En esa frontera indescifrable del tiempo no se sabe cuándo empieza la madurez y acaba la lozanía. Lo cierto es que al cruzar ese umbral la mujer se hace más ella. Dudo que aparezca así tan a prisa una palabra heroica que envase de un solo pujo su inmensa razón humana. Es que frente a ella uno no sabe a quién dirigirse: si a la adolescente que se insinúa en cada gesto o a la señora que profana, irreverente, el mandato severo de los años. En ese juego de mutaciones mágicas ella deja colgado todo embeleso.

La cuarentona no solo es mujer: es trozo fértil, néctar condensado en las confidencias, cosecha temprana, fetiche tallado a golpes de vida. Es raíz, trapiche, brújula y barril. Es roca y fermento.

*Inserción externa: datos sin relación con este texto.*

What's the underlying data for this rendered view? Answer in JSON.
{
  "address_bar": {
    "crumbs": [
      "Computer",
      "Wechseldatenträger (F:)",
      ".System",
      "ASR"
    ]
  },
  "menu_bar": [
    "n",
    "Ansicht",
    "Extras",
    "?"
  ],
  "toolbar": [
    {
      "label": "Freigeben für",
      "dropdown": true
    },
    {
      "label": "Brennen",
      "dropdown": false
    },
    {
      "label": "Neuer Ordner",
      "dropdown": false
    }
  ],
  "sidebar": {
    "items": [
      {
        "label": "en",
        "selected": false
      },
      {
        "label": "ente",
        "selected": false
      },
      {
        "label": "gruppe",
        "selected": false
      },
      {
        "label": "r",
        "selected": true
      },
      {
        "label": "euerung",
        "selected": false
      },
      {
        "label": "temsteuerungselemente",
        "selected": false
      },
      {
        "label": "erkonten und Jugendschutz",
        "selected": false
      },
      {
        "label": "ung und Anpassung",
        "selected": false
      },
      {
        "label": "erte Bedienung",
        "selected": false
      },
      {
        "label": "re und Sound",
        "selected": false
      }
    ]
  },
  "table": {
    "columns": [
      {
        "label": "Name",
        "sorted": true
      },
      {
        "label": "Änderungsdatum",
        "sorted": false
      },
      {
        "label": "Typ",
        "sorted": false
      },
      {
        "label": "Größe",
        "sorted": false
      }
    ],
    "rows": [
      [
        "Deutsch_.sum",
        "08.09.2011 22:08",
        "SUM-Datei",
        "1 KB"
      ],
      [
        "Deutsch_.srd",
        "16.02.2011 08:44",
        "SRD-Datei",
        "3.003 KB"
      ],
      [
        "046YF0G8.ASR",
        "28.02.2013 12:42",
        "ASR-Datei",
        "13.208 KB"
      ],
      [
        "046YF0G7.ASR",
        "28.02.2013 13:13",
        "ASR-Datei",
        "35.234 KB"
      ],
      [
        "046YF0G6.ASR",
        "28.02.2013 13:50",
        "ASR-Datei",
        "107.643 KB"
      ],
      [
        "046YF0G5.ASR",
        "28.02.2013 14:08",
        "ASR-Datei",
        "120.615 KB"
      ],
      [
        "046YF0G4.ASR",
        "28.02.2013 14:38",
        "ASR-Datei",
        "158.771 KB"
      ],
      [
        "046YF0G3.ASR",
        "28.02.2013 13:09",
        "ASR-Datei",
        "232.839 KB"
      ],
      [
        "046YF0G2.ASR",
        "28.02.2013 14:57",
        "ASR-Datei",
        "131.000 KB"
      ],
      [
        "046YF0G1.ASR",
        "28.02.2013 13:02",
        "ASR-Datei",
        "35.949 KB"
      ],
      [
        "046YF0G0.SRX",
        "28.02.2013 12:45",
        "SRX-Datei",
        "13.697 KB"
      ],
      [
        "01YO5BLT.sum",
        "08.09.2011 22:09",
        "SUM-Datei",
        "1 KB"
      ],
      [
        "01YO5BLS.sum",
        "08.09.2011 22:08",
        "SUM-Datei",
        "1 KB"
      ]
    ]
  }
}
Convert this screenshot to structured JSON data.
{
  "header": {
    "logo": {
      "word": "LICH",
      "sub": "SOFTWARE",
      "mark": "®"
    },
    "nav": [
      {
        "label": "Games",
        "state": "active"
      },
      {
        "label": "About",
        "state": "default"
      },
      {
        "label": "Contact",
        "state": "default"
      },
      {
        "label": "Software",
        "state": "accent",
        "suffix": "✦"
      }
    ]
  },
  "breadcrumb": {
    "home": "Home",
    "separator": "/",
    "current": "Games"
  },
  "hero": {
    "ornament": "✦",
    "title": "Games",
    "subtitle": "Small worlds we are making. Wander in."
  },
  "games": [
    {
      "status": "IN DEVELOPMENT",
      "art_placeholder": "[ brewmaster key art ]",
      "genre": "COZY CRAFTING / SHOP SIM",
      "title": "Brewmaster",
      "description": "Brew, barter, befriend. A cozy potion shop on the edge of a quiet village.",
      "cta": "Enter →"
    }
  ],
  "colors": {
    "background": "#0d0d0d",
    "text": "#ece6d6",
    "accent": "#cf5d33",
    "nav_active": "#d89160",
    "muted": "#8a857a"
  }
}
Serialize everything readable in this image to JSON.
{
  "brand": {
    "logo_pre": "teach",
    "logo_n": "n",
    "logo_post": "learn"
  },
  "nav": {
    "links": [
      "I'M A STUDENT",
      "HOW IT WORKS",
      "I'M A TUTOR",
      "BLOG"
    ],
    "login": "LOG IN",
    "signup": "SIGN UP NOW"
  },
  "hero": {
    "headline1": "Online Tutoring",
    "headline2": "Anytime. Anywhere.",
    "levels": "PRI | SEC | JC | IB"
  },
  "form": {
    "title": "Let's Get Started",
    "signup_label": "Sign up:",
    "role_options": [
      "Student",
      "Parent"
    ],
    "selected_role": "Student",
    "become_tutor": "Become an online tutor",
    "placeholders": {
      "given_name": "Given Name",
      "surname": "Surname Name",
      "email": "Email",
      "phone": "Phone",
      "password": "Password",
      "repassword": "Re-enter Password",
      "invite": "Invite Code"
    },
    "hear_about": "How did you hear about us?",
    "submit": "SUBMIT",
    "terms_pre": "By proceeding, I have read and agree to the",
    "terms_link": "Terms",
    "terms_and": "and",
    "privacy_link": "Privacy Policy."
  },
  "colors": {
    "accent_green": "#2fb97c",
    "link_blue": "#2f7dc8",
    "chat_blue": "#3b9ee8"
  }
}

De esa mujer sazonada en la vida he descubierto que el otoño, cuando se recoge, huele a vulva de primavera; que la pasión domada en el frío es más duradera y que la belleza más poderosa no es la ostentada sino la que fluye por los cauces de la espontaneidad, aquella que invita a explorarla a través de sus insinuantes detalles: una mirada, una sonrisa, un mágico gesto.

Esa mujer ama a cualquier hora, olvidando circunstancias y reproches. Lo hace con lúcida locura y garras sedosas. No hay fuerza humana que no la haga razón de su entrega: sudor, silencio, palabra o vida. Su amor es patria; su dolor, grito de guerra y su pasión bandera.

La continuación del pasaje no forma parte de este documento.